The nursing school was founded in downtown Atlanta in 1905 as the Wesley Memorial Hospital School of Nursing. In 1922 it moved with Wesley Hospital to Emory, where it was renamed the Emory University Hospital School of Nursing. The school was named in 1967 for Nell Hodgson Woodruff, the wife of Robert W. Woodruff, and it boasts 10,000 alumni from its first century of existence.

Salmon said 2005 provides an opportunity for the Emory community to learn more about the nursing school’s history, and that activities this year could provide building blocks for future generations of Emory nurses. She noted that the school has risen into the Top 20 nationally and soon will launch a Centennial Fund to provide aid for incoming students.“We want to make sure that any student who wants to come here can come here,” Salmon said. “Our aspiration is not only to be great or to be the best among others, it’s to be the best in making a difference. Over the next century we will move from great to the best.

” With that theme in mind, Salmon unveiled not only the centennial logo but also the celebration’s theme: “The Future of Caring, Now.”

“We’re not going to wait,” Salmon said to the student audience. “You are part of creating this future.”

Salmon’s inspirational words blended with the casual atmosphere of the event, which was apparent as soon as visitors entered the plaza. Up front a skeleton modeling one of the anniversary T-shirts handed out to every nursing student (both Salmon and Emory Medalist Edith Honeycutt ’39N joked that the special guest was not a member of the Class of 1905 returning to her alma mater), and a large table of cupcakes was set up in the design of the numeral 100.

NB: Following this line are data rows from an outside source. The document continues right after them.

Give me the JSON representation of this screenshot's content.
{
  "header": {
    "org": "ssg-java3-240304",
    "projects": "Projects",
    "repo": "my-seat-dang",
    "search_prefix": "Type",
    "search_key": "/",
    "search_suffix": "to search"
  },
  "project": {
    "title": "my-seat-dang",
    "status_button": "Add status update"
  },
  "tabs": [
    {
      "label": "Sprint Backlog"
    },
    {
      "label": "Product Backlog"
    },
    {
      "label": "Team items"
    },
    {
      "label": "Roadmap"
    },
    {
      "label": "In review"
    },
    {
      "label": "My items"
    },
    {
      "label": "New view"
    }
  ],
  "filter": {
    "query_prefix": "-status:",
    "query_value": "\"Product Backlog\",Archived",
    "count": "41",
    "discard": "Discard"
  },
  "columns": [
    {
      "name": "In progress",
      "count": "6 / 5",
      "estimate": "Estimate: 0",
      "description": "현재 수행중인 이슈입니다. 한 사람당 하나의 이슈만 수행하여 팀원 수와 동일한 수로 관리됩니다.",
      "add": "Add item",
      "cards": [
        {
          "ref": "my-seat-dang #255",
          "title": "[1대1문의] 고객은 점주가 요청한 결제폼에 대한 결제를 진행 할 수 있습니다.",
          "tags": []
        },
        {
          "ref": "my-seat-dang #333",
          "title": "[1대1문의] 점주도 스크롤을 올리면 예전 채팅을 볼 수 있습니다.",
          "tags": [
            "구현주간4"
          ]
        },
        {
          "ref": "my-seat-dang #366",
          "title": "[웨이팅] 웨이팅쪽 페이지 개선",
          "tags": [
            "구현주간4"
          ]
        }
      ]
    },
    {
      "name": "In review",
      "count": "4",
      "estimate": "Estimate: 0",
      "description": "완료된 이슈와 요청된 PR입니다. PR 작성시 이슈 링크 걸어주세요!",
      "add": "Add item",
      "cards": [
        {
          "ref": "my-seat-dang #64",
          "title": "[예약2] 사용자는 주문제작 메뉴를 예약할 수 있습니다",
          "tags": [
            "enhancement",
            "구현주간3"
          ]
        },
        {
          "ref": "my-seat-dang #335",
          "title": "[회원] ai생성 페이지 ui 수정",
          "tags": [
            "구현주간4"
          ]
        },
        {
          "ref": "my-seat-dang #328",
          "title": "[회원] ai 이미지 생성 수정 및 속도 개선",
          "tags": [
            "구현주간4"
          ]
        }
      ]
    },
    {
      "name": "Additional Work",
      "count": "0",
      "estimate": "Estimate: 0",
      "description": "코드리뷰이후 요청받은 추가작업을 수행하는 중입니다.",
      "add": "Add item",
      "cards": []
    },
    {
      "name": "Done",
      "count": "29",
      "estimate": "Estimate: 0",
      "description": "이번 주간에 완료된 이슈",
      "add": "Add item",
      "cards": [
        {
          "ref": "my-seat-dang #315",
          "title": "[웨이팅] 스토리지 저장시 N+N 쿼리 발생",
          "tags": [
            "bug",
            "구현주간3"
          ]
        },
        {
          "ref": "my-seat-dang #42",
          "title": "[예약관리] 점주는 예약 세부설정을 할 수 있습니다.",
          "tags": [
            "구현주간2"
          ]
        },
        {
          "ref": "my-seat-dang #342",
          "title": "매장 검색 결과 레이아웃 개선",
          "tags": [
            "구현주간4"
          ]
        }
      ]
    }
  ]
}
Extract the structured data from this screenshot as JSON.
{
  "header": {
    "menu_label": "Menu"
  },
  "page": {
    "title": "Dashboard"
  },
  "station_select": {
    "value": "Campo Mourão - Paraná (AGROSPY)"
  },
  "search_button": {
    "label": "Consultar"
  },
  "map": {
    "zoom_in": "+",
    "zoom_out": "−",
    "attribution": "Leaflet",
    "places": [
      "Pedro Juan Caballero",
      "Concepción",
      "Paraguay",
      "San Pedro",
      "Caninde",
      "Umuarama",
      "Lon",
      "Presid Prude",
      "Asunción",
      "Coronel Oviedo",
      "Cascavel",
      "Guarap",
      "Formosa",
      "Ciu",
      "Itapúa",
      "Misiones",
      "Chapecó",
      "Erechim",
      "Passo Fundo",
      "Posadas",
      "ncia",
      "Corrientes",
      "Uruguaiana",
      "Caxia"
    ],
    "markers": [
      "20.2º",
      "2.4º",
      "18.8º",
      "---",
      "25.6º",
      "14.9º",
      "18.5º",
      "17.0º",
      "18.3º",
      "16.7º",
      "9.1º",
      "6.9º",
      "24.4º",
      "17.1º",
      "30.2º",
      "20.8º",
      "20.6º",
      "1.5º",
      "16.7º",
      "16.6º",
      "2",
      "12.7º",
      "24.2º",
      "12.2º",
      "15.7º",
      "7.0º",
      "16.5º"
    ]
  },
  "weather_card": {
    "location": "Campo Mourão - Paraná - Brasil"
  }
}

Honeycutt, who funds a chair in the nursing school and was Robert W. Woodruff’s private duty nurse, also introduced a special guest of her own creation: a doll wearing a nursing school uniform circa 1905.

Other dolls created by Honeycutt and wearing a variety of uniforms through the years are on display in the nursing school office of development and alumni relations.

After a five-person contingent of the all-female student a cappella group The Gathering sang “Happy Birthday,” the crowd adjourned down the hall to enjoy lunch.